The initial, English, title page, of the Transactions of the Batavian Society of Arts and Sciences, Vol. VIII, printed in Batavia in 1816. This is followed by the Dutch title page, of the Verhandelingen van het Bataviaasch Genootschap van Kunsten en Wetenschappen. British Library, RB.23.a.39867
We were therefore delighted to be able to acquire recently for the British Library, from Voewood Rare Books, a copy of Vol. 8, printed in Batavia in 1816, which has been assigned the rare book shelfmark of RB.23.a.39867. Vol. 8 contains 10 articles, of which three are in Dutch and seven in English, all paginated separately, starting with an Address from the President, Raffles himself (95 pp).
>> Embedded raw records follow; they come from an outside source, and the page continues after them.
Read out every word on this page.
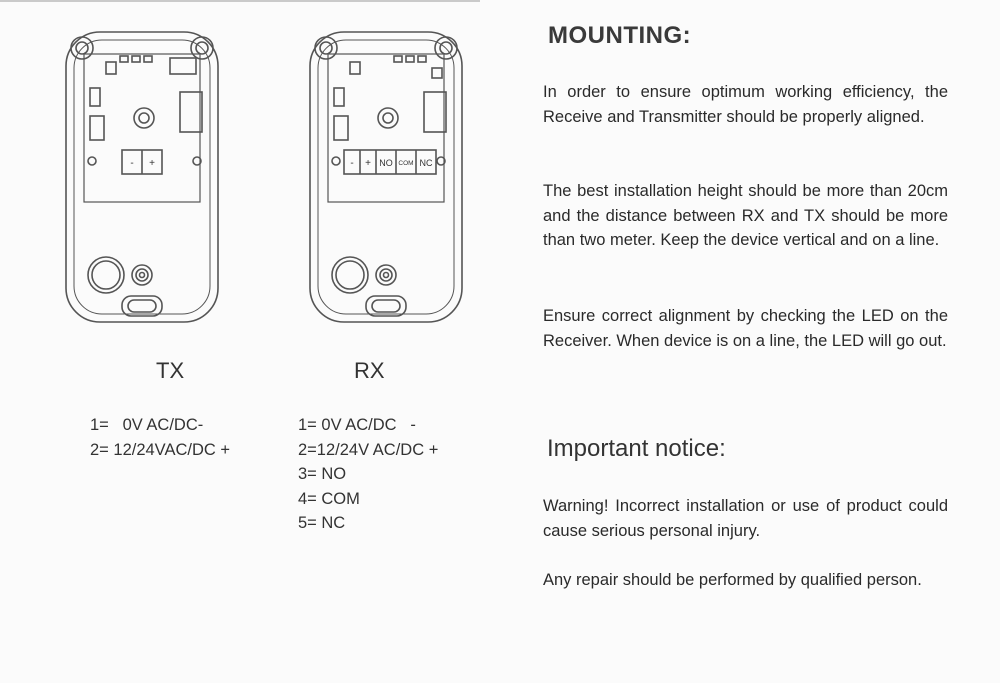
- +	- + NO COM NC
TX	RX
1=   0V AC/DC-
2= 12/24VAC/DC +
1= 0V AC/DC   -
2=12/24V AC/DC +
3= NO
4= COM
5= NC
MOUNTING:
In order to ensure optimum working efficiency, the Receive and Transmitter should be properly aligned.
The best installation height should be more than 20cm and the distance between RX and TX should be more than two meter. Keep the device vertical and on a line.
Ensure correct alignment by checking the LED on the Receiver. When device is on a line, the LED will go out.
Important notice:
Warning! Incorrect installation or use of product could cause serious personal injury.
Any repair should be performed by qualified person.
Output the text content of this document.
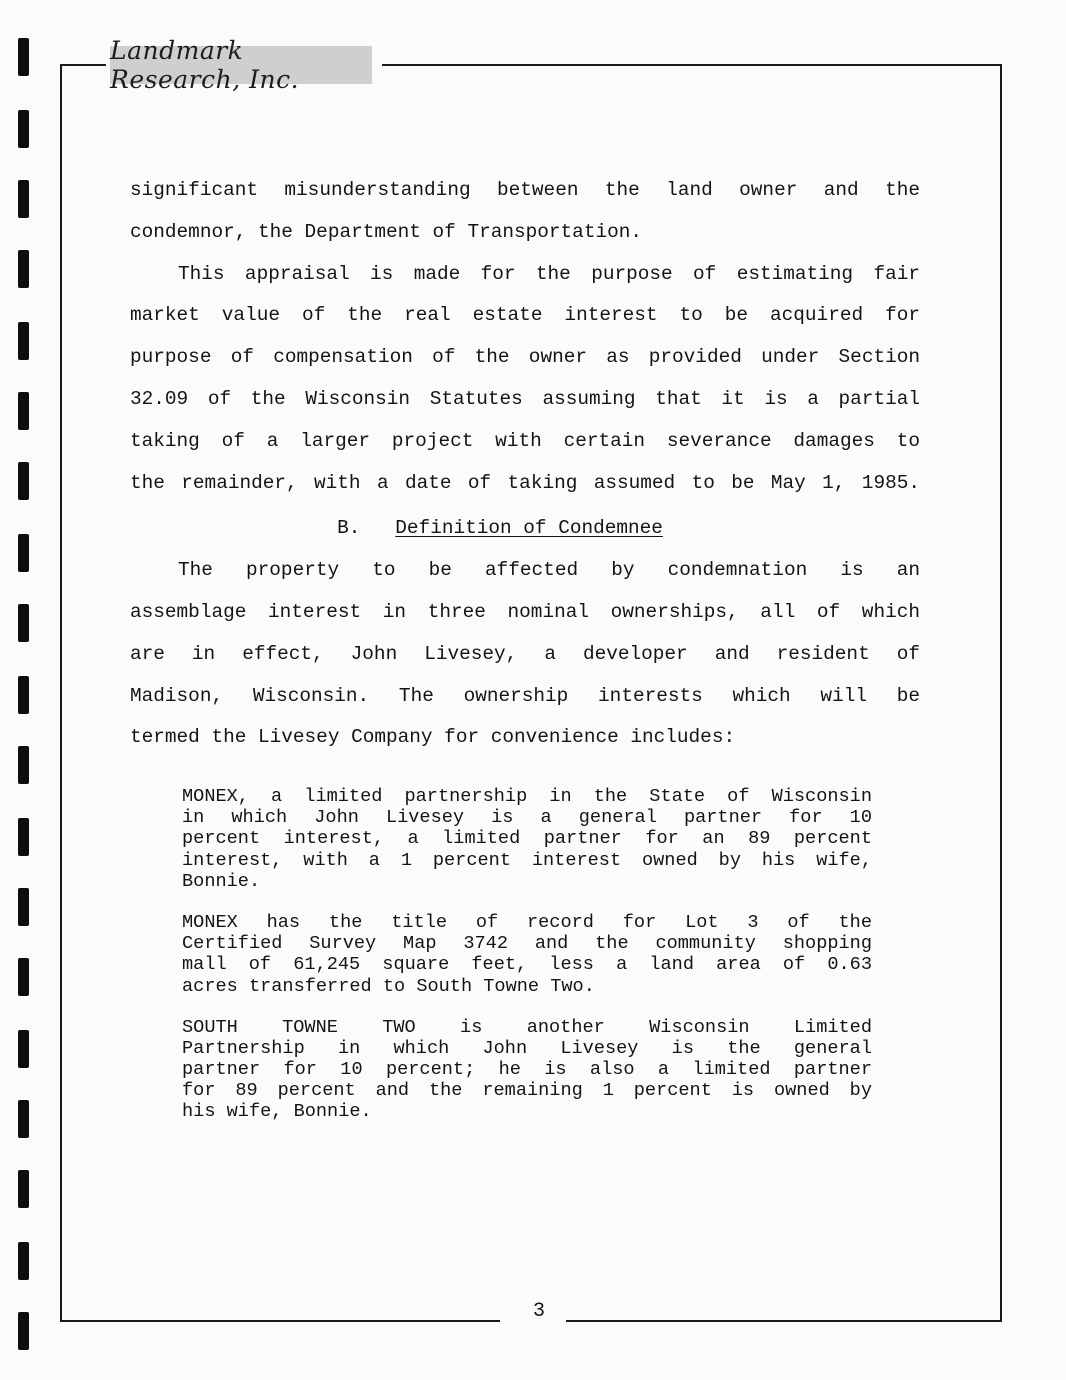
Landmark Research, Inc.
significant misunderstanding between the land owner and the
condemnor, the Department of Transportation.
This appraisal is made for the purpose of estimating fair
market value of the real estate interest to be acquired for
purpose of compensation of the owner as provided under Section
32.09 of the Wisconsin Statutes assuming that it is a partial
taking of a larger project with certain severance damages to
the remainder, with a date of taking assumed to be May 1, 1985.
B. Definition of Condemnee
The property to be affected by condemnation is an
assemblage interest in three nominal ownerships, all of which
are in effect, John Livesey, a developer and resident of
Madison, Wisconsin. The ownership interests which will be
termed the Livesey Company for convenience includes:
MONEX, a limited partnership in the State of Wisconsin
in which John Livesey is a general partner for 10
percent interest, a limited partner for an 89 percent
interest, with a 1 percent interest owned by his wife,
Bonnie.
MONEX has the title of record for Lot 3 of the
Certified Survey Map 3742 and the community shopping
mall of 61,245 square feet, less a land area of 0.63
acres transferred to South Towne Two.
SOUTH TOWNE TWO is another Wisconsin Limited
Partnership in which John Livesey is the general
partner for 10 percent; he is also a limited partner
for 89 percent and the remaining 1 percent is owned by
his wife, Bonnie.
3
Raffles is also responsible for an account of the eruption of Mount Tambora in 1815 (25 pp), while John Crawfurd contributed the text and English summaries of two 'ancient Javanese' (actually Sanskrit) inscriptions (6 pp).
The largest number of pages in the volume are occupied by three lengthy articles by Thomas Horsfield, on Medical plants of Java (53 pp), the Mineralogy of Java (47 pp), and a long ‘Essay on the Geography, Mineralogy and Botany, of the Western portion of the territory of the native Princes of Java’ (183 pp), this last essay being the only portion of this volume which is presently widely available digitally. Thomas Horsfield (1773-1859) was an American doctor who first visited Java in 1800. Entranced by the riches of the natural environment, he returned in 1801 and entered the service of the Dutch authorities. His appointment enabled him to carry out intensive research into the geology and natural history of Java, as well as indulging his interest in antiquities. Following the British occupation of Java, he continued his work with Raffles’ encouragement. While on his extensive travels around Java by river, sea and on horseback, Horsfield was constantly sketching, and some of his pictures include in the corner what appears to be a self-portrait: a small drawing of a European man, invariably with a sketchbook. When Horsfield left Java in 1818, he retired to England, where he became the first Keeper of the East India Company’s Museum from 1820 to 1859. Many of his drawings of natural history and antiquities are held today in the British Library.
Hans Groot, Van Batavia naar Weltevreden; Het Bataviaasch Genootschap van Kunsten en Wetenschappan, 1778-1867. Leiden: KITLV, 2009.
Register op de artikelen voorkomende in het Tijdschrift voor Indische taal-land- en volkenkunde en de Verhandelingen van het Bataviaasch Genootschap van Kunsten en Wetenschappen, etc. ‘Index to the articles appearing in the Journal for Indian languages,- country and anthropological studies and the Transactions of the Batavian Society for Arts and Sciences’ by Hinloopen Labberton. Batavia, ‘s Hage, 1908. [An overview of the contents of the Verhandelingen from 1779 to 1907.]
Lian The and Paul W. van der Veur, The Verhandelingen van het Bataviaasch Genootschap: an Annotated Content Analysis. Athens: Ohio University Center for International Studies, Southeast Asia Program, 1973.
Probably the best open access to Verhandelingen is provided by the digitised set available through the Biodiversity Heritage Library, which - albeit incomplete - ranges from an 1825 printing of Vol. 1 to Vol. 61 of 1915.